A Chinese diplomat in Canberra has warned Chinese nationals to "seriously consider" living in Australia and whether they wish to invest here, according to Beijing's English-language mouthpiece.
Speaking on the guarantee of anonymity, the diplomat from the Chinese Embassy told state-run Global Times it was vital current Chinese expatriates were "vigilant" to threats to their safety.
Such a warning echoes the bold moves from China's education and tourism ministries amid an ugly back-and-forth last year with Canberra in which they told tourists and students not to travel to Australia over fears of a surge in racist attacks.
"Discrimination against Chinese in Australia has increased significantly because of the tension caused by the Covid-19 pandemic and the antagonism between Canberra and Beijing," reporter Mu Zixi explained.
The publication claims discrimination of Asians in Australia is often neglected and ignored by the government and Australian citizens.
It comes in the wake of a damning Lowy Institute report that revealed one in five Chinese-Australians say they have been physically threatened or attacked in the previous 12 months, while one in three felt they had been treated poorly.
Weeks earlier, the Global Times warned Australia was among a collection of nations posing the "most serious white supremacy threat" globally.
The publication on Tuesday warned Chinese-Australians and those looking to invest in China were wrongly being discriminated against as part of new foreign investment laws implemented, according to the federal government, to protect national security.
And such tight control now enforced by the government appears to be taking an immediate effect with Chinese investment in Australia down more than 60 per cent last year, ANU's Chinese Investment in Australia Database revealed.
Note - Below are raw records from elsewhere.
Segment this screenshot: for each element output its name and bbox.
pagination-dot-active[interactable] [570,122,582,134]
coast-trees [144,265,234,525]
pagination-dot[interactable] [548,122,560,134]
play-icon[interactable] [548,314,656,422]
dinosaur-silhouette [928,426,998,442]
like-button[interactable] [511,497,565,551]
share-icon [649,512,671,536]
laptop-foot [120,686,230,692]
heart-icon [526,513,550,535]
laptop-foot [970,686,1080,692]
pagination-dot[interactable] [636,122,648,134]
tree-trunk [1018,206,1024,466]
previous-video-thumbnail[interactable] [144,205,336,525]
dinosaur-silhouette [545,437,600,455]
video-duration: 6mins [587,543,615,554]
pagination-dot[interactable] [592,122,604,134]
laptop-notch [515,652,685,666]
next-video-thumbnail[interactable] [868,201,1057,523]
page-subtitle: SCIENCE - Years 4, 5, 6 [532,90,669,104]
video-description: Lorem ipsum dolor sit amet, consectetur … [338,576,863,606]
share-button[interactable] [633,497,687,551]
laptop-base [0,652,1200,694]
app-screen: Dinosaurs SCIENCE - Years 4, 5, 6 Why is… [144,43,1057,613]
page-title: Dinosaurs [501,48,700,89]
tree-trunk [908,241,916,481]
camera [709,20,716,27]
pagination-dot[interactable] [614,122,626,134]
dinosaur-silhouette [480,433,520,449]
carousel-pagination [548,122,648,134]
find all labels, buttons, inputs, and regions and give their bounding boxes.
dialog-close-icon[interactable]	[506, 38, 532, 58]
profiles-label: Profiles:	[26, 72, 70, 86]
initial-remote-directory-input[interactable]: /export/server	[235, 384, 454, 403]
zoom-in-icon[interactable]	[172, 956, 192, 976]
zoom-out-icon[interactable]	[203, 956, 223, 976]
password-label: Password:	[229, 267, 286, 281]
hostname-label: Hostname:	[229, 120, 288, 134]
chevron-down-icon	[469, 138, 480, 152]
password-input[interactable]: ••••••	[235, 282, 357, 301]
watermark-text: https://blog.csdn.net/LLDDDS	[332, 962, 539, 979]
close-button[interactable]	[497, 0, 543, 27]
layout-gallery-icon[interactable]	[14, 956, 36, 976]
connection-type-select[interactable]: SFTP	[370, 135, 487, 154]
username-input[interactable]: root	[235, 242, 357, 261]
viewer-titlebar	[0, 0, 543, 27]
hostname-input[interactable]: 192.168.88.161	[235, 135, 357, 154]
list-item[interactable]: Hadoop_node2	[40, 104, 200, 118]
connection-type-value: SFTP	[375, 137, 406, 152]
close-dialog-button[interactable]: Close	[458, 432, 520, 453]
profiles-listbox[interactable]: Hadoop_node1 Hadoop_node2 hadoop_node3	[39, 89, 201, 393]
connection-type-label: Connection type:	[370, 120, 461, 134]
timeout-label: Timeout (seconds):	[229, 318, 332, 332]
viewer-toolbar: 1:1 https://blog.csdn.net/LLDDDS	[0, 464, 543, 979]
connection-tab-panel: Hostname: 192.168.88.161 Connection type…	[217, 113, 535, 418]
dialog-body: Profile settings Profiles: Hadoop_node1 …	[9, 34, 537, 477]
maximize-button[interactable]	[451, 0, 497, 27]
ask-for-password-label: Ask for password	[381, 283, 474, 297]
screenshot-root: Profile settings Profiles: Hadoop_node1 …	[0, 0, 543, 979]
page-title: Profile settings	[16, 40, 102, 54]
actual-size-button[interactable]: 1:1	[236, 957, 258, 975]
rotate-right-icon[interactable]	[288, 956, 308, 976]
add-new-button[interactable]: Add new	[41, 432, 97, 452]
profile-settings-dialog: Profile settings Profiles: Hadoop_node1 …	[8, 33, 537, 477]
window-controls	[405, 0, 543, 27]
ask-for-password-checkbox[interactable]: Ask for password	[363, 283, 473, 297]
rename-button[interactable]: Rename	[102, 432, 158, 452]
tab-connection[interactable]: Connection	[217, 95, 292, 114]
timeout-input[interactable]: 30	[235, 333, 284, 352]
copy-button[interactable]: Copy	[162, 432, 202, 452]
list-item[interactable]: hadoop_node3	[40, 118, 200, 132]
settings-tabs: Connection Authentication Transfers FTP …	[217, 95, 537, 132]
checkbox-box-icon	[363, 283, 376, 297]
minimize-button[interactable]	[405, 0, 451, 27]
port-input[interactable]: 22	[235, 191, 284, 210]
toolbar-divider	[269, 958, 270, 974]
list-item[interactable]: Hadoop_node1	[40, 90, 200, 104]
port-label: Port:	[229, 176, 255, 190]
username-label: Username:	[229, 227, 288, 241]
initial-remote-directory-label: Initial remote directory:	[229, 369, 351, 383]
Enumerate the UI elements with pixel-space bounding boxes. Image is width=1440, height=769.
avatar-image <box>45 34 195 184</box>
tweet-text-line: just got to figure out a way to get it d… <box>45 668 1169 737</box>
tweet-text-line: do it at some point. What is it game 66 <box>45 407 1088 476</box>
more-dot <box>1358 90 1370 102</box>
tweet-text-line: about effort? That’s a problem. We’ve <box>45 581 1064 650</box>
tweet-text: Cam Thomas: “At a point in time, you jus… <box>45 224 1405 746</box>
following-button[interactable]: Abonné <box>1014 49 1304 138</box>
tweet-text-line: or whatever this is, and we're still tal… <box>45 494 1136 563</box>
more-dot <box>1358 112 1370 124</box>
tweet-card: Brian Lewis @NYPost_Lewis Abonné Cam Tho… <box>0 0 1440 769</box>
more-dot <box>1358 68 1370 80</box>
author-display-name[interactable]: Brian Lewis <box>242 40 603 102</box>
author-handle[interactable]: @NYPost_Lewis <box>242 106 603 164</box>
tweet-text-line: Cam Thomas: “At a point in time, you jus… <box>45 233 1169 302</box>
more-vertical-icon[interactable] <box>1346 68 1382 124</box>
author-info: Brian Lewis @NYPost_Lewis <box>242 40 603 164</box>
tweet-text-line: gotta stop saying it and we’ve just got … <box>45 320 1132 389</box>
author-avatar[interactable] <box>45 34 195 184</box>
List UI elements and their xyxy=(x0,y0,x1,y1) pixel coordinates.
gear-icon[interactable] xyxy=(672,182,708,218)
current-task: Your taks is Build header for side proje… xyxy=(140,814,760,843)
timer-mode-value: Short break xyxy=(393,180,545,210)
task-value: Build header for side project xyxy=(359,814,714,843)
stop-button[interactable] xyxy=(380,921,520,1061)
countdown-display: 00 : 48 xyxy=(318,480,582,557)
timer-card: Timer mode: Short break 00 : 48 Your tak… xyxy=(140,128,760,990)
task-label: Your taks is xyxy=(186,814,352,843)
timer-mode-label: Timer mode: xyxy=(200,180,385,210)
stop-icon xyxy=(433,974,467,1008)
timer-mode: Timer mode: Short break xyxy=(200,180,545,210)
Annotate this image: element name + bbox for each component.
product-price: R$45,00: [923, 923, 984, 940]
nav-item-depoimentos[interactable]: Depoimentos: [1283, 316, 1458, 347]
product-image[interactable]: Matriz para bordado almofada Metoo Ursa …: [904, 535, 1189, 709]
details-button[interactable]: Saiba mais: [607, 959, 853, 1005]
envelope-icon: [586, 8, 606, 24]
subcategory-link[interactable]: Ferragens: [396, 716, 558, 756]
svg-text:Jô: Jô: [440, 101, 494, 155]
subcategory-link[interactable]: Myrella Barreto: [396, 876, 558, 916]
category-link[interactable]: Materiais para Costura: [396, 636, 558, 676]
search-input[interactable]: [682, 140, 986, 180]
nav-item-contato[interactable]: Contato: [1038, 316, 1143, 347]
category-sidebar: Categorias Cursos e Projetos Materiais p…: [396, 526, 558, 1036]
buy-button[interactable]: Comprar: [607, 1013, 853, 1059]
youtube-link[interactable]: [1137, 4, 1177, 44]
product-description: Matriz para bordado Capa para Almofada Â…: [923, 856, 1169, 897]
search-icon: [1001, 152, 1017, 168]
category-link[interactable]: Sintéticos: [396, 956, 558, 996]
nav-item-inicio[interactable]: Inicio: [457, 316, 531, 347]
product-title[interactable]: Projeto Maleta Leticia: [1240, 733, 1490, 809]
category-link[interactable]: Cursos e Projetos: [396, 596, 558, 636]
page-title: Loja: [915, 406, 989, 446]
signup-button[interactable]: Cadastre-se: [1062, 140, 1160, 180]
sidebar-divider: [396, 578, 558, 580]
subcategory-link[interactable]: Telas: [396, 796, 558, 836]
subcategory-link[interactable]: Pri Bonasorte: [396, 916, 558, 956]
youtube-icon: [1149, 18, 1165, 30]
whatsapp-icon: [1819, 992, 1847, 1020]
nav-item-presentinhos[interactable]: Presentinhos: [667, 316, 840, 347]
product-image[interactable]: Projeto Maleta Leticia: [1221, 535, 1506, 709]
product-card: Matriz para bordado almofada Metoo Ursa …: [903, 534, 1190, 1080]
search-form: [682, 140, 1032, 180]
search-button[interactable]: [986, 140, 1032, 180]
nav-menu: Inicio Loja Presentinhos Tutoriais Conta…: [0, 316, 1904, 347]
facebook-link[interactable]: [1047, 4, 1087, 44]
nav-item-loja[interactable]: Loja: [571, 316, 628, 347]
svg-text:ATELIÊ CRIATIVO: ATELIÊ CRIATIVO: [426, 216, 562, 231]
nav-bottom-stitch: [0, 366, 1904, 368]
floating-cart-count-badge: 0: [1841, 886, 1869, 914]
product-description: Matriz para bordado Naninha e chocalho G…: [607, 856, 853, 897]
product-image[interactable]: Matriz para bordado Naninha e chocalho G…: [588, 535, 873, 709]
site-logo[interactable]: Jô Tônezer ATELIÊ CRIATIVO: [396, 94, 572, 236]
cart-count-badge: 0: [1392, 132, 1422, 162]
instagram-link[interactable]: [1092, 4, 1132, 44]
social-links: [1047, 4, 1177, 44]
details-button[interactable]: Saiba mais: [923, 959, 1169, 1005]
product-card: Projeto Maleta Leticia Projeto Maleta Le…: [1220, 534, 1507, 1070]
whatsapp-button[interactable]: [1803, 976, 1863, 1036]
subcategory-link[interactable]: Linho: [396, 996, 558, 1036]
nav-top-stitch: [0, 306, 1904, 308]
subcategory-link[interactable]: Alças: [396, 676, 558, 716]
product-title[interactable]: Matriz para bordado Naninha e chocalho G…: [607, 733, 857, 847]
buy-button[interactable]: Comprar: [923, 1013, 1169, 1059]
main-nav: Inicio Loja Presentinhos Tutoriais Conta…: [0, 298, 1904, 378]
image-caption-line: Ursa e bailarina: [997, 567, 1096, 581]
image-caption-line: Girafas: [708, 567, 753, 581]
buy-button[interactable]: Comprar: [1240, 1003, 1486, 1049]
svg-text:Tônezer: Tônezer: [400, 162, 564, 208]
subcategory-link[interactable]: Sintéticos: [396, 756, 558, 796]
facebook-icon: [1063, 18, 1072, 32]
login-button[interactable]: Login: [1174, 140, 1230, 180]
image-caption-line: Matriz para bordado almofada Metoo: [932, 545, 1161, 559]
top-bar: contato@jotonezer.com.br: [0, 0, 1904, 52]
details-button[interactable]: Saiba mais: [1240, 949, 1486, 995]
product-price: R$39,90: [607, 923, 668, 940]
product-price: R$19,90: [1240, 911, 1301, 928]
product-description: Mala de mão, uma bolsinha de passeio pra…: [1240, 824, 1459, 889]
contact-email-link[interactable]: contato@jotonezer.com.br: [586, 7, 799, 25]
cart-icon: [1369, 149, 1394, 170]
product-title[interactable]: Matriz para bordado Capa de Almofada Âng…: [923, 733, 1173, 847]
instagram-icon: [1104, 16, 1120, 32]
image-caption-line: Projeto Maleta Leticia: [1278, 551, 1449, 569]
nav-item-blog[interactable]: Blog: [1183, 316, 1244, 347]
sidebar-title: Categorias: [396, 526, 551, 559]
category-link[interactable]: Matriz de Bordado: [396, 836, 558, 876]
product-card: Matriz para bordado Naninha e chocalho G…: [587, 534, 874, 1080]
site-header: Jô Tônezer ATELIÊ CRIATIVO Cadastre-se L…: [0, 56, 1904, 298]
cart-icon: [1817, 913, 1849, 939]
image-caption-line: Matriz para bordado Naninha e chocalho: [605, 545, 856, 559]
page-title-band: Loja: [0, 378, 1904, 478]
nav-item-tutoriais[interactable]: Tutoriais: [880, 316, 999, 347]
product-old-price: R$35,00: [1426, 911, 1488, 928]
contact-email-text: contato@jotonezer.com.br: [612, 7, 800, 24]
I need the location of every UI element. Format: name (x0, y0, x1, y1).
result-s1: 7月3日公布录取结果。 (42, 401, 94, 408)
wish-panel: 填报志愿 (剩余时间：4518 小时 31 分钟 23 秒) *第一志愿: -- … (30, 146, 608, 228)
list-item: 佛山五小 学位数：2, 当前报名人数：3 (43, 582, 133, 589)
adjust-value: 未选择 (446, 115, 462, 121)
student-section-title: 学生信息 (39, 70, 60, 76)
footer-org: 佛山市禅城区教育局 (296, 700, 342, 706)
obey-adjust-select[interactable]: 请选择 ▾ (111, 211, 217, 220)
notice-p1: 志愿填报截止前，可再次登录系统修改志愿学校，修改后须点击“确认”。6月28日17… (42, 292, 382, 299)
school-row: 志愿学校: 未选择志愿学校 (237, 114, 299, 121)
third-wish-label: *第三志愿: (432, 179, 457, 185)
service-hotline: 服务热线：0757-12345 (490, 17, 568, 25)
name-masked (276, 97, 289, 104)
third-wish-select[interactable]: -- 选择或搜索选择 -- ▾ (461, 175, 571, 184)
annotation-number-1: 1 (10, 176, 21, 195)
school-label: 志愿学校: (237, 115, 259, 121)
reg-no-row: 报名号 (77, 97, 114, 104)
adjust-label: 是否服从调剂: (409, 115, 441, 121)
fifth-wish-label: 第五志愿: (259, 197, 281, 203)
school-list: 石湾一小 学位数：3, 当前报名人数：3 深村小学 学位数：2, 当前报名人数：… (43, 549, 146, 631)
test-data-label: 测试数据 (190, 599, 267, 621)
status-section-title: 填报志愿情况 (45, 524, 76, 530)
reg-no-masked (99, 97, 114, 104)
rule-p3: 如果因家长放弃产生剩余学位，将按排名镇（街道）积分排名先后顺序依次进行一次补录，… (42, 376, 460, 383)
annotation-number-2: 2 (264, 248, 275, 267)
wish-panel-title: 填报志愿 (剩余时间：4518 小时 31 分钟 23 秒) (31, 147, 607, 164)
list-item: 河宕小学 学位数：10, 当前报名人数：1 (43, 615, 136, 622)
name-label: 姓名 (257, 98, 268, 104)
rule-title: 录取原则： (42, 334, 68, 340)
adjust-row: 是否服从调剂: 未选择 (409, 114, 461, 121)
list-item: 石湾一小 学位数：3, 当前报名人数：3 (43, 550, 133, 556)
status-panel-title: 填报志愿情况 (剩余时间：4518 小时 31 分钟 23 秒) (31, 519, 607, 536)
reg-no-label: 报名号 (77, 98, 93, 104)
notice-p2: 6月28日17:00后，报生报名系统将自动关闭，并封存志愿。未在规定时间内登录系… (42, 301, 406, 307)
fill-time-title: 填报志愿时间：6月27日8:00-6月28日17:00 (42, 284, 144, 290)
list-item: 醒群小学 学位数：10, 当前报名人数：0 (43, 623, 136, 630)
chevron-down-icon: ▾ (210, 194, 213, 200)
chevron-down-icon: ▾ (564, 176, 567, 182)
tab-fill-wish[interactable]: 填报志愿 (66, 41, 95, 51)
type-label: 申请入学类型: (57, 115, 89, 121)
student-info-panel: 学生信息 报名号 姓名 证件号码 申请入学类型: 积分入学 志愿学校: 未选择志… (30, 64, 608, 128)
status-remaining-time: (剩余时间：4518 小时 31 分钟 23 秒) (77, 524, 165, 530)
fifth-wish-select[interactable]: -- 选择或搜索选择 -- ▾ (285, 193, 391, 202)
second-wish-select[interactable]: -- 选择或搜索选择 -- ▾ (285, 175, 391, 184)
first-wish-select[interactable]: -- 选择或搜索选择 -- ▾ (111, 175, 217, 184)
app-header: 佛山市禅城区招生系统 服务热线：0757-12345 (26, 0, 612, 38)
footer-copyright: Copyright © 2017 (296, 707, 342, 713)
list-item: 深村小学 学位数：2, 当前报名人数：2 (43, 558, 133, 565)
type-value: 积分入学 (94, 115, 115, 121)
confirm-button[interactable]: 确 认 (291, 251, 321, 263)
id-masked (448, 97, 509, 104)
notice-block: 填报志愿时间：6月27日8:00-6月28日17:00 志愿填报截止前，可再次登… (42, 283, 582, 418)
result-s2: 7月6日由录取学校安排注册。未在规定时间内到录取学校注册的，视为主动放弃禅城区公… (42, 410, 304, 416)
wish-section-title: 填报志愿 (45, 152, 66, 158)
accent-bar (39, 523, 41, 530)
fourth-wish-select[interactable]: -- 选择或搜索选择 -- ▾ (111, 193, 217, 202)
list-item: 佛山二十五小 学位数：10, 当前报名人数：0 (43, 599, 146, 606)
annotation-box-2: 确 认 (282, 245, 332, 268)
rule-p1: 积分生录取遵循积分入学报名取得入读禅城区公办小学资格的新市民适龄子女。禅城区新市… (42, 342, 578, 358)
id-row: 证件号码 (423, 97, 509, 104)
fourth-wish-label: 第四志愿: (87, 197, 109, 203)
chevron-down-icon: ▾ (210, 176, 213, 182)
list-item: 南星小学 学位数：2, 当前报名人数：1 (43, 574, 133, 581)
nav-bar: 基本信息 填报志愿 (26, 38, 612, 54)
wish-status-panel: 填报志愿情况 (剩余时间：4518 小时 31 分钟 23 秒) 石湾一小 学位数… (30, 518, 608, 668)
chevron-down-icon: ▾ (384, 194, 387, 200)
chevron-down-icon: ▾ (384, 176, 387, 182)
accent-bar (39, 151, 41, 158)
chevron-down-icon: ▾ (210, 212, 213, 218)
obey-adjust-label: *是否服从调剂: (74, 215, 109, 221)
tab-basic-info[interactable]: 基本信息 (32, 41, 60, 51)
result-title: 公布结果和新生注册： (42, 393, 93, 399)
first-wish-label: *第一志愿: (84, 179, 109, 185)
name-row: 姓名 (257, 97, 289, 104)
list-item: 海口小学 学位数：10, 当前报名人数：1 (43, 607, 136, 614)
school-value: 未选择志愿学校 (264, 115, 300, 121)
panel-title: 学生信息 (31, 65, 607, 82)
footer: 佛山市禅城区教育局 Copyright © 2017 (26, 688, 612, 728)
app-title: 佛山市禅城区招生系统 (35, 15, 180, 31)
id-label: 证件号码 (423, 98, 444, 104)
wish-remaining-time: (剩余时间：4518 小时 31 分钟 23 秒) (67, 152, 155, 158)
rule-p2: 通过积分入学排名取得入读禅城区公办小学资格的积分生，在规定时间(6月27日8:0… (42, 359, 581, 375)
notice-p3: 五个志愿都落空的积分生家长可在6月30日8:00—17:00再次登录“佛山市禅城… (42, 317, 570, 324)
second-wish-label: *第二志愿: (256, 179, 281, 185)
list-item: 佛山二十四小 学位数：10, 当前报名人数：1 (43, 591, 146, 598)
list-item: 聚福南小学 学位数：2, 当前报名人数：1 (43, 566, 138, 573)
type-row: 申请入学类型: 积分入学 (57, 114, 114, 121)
China refutes 'groundless accusations'
One recent case where a Chinese businessman was under investigation for espionage prompted China's Consulate General in Melbourne to warn it would not accept "any groundless accusations".
While the federal government's tough stance on several Chinese matters has divided opinion in Australia, former prime minister Malcolm Turnbull on Tuesday encouraged Australia to continue to fight back with the assistance of fellow Quad members India, the US and Japan.
"Giving into coercion only invites more of it," he warned.
China’s Deputy Head of Mission in Australia Wang Xining warned earlier this month it had become "really difficult to be China's friend in Australia".
He branded accusations of coercion levelled against Chinese nationals as "totally ridiculous".